On 30/06/2018 22:58, jacob navia wrote:
Le 28/06/2018 23:13, jacobnavia a écrit :

Accelerating this thing?

And accelerating so fast that we can detect it?

If we are all serious and agree that spaceships do not exist, we will
never see one when it passes by.

A pity for us. Oumuamua is leaving us at great speed. Changing its
course for new endeavours.

jacob

[[Mod. note -- Yes, many of us have read "Rendezvous with Rama".


I didn't, that is one novel from Clarke I am missing. But it is fun now
that it is the VLT that is bringing the news... A much better novel.

Incredible things happen.


If we see another two go past then we will know that ET is a big fan of
Arthur C. Clarke.

But it seems to me that for Oumuamua the "comet-like outgassing"
hypothesis is strongly favored by Occam's razor: we know that other
objects (comets) outgas in this way (many comets are observed to have
non-gravitational accelerations of this type),


Sure, this thing is outgassing. Comets can do it but... we do not see
any outgassing.

Strange isn't it?


It is probably a bit far from the sun now to see if there is any coma.

Why not if this is a comet?


It may be a comet with a nice sturdy thick crust of black sooty dust on
the surface and the heat from the sun has finally reached a volatile
layer deep inside it. The anomolous acceleration isn't really anything
to write home about - merely that it isn't slowing down in exactly the
way that basic gravitational mechanics would predict.

The "comet/inert rock from other solar system just tumbling around"
hypothesis could be true.

But the spaceship hypothesis has some traction in it too.

and if Oumuamua has
spent little time near a star it's quite plausible that its surface
still has plenty of volatiles (e.g., frozen water and/or methane)
which would vaporize (outgas) when heated by a close solar passage.

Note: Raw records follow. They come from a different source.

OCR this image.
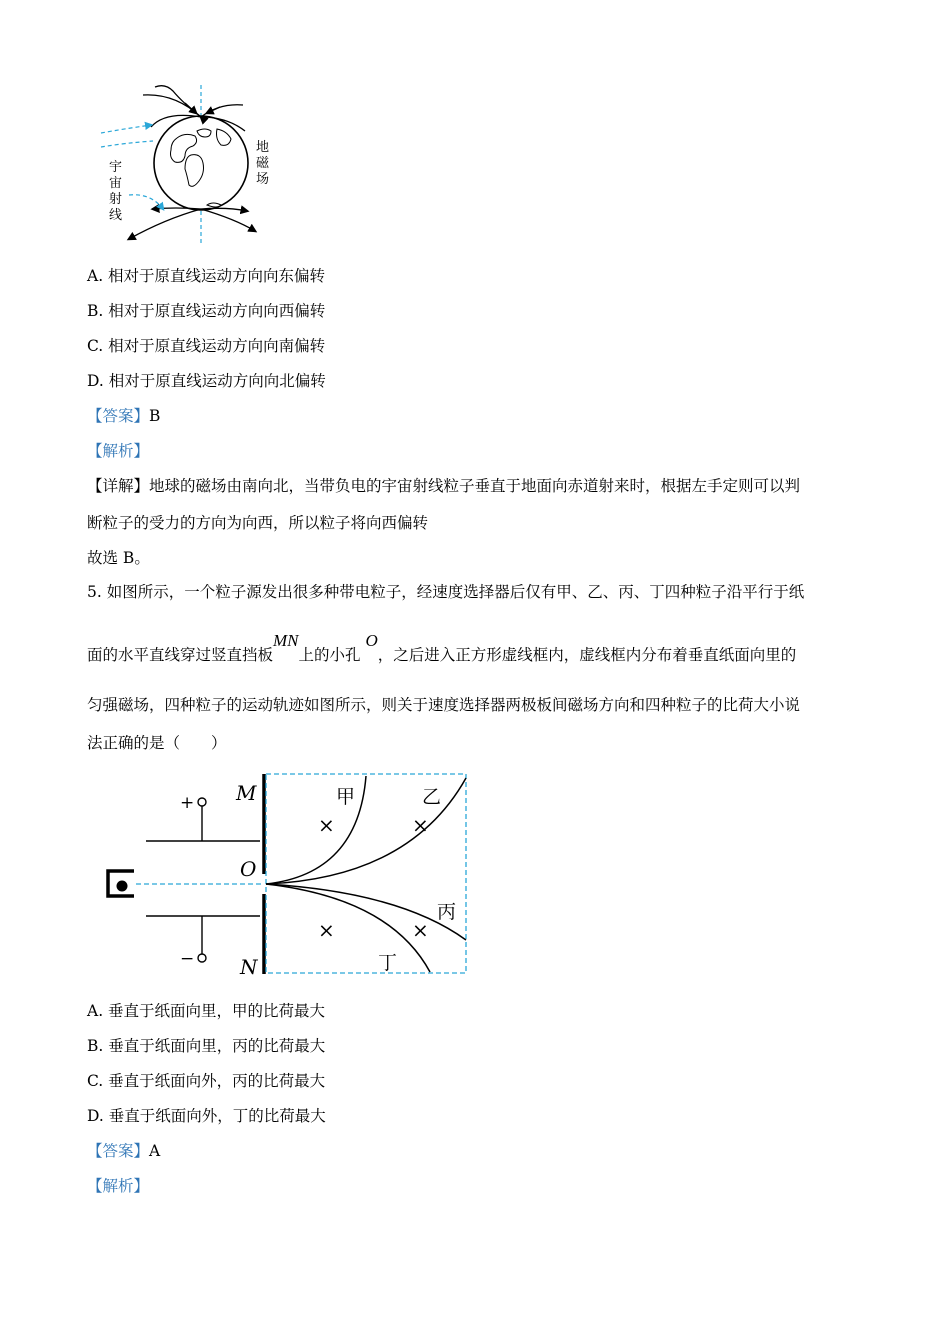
地
磁
场
宇
宙
射
线
A. 相对于原直线运动方向向东偏转
B. 相对于原直线运动方向向西偏转
C. 相对于原直线运动方向向南偏转
D. 相对于原直线运动方向向北偏转
【答案】B
【解析】
【详解】地球的磁场由南向北，当带负电的宇宙射线粒子垂直于地面向赤道射来时，根据左手定则可以判
断粒子的受力的方向为向西，所以粒子将向西偏转
故选 B。
5. 如图所示，一个粒子源发出很多种带电粒子，经速度选择器后仅有甲、乙、丙、丁四种粒子沿平行于纸
面的水平直线穿过竖直挡板MN上的小孔 O，之后进入正方形虚线框内，虚线框内分布着垂直纸面向里的
匀强磁场，四种粒子的运动轨迹如图所示，则关于速度选择器两极板间磁场方向和四种粒子的比荷大小说
法正确的是（　　）
+
−
M
O
N
×	×
×	×
甲	乙
丙
丁
A. 垂直于纸面向里，甲的比荷最大
B. 垂直于纸面向里，丙的比荷最大
C. 垂直于纸面向外，丙的比荷最大
D. 垂直于纸面向外，丁的比荷最大
【答案】A
【解析】
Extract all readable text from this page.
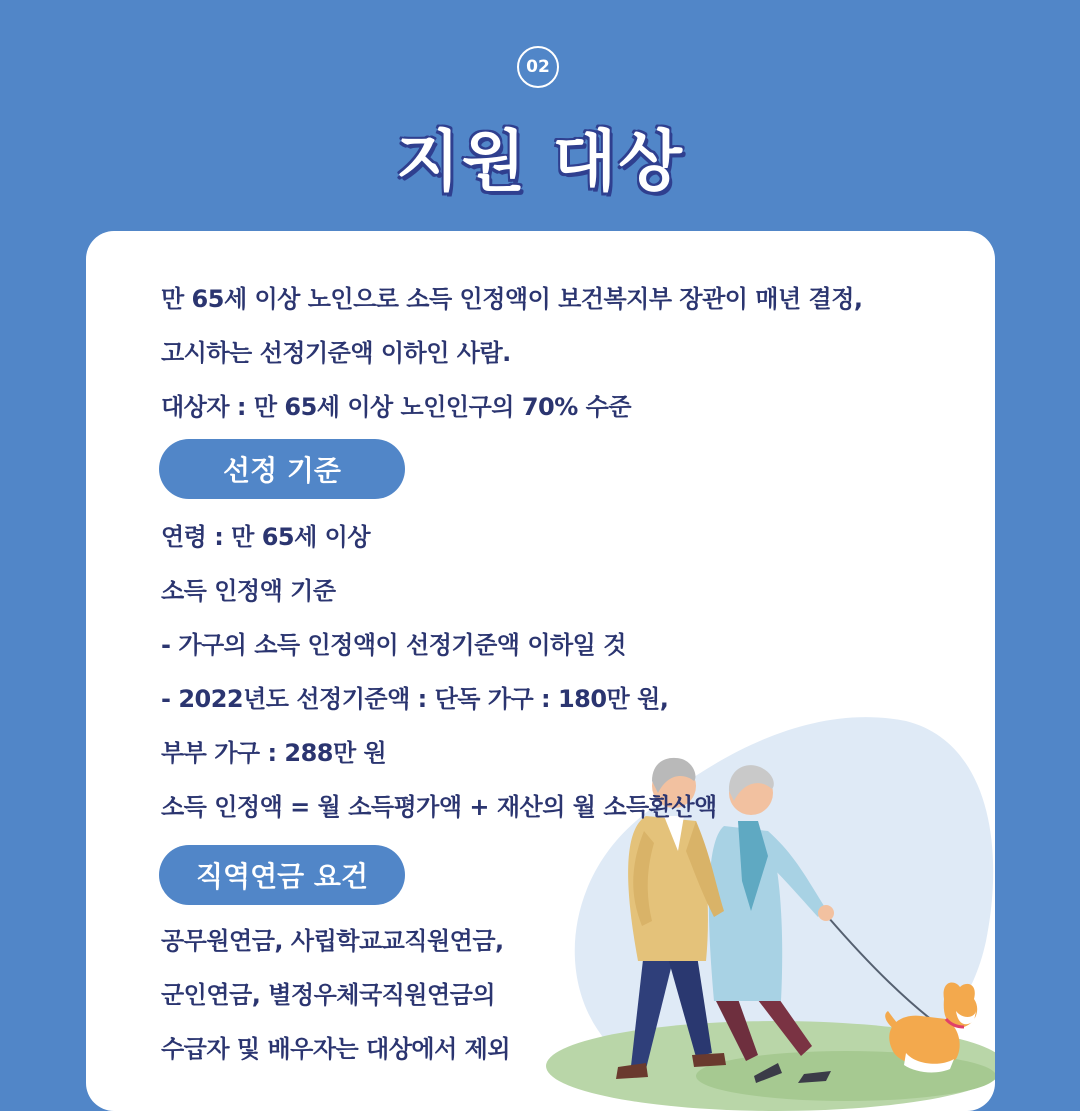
02
지원 대상
만 65세 이상 노인으로 소득 인정액이 보건복지부 장관이 매년 결정,
고시하는 선정기준액 이하인 사람.
대상자 : 만 65세 이상 노인인구의 70% 수준
선정 기준
연령 : 만 65세 이상
소득 인정액 기준
- 가구의 소득 인정액이 선정기준액 이하일 것
- 2022년도 선정기준액 : 단독 가구 : 180만 원,
부부 가구 : 288만 원
소득 인정액 = 월 소득평가액 + 재산의 월 소득환산액
직역연금 요건
공무원연금, 사립학교교직원연금,
군인연금, 별정우체국직원연금의
수급자 및 배우자는 대상에서 제외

Sure. But then... we would see it isn't it?

We don't.

And, unlike Rama, Oumuamua's spin (tumbling) period seems to be a
lot longer than 4 minutes.
-- jt]]


ISTR Rama was spinning along the central axis allowing fake gravity on
the inside rim. And they did everything in threes.

[snip]

If it is using the mass of the sun to get a boost, as we do, it is
accelerating in the direction of its next star.

We have just try to figure out where is it moving to.

Fun, isn't it?

What is this thing?



That is an interesting question though. Did the approach trajectory look
planned to take advantage of the position of any of the gas giants to
get a slingshot assist? That *would* favour ET being involved.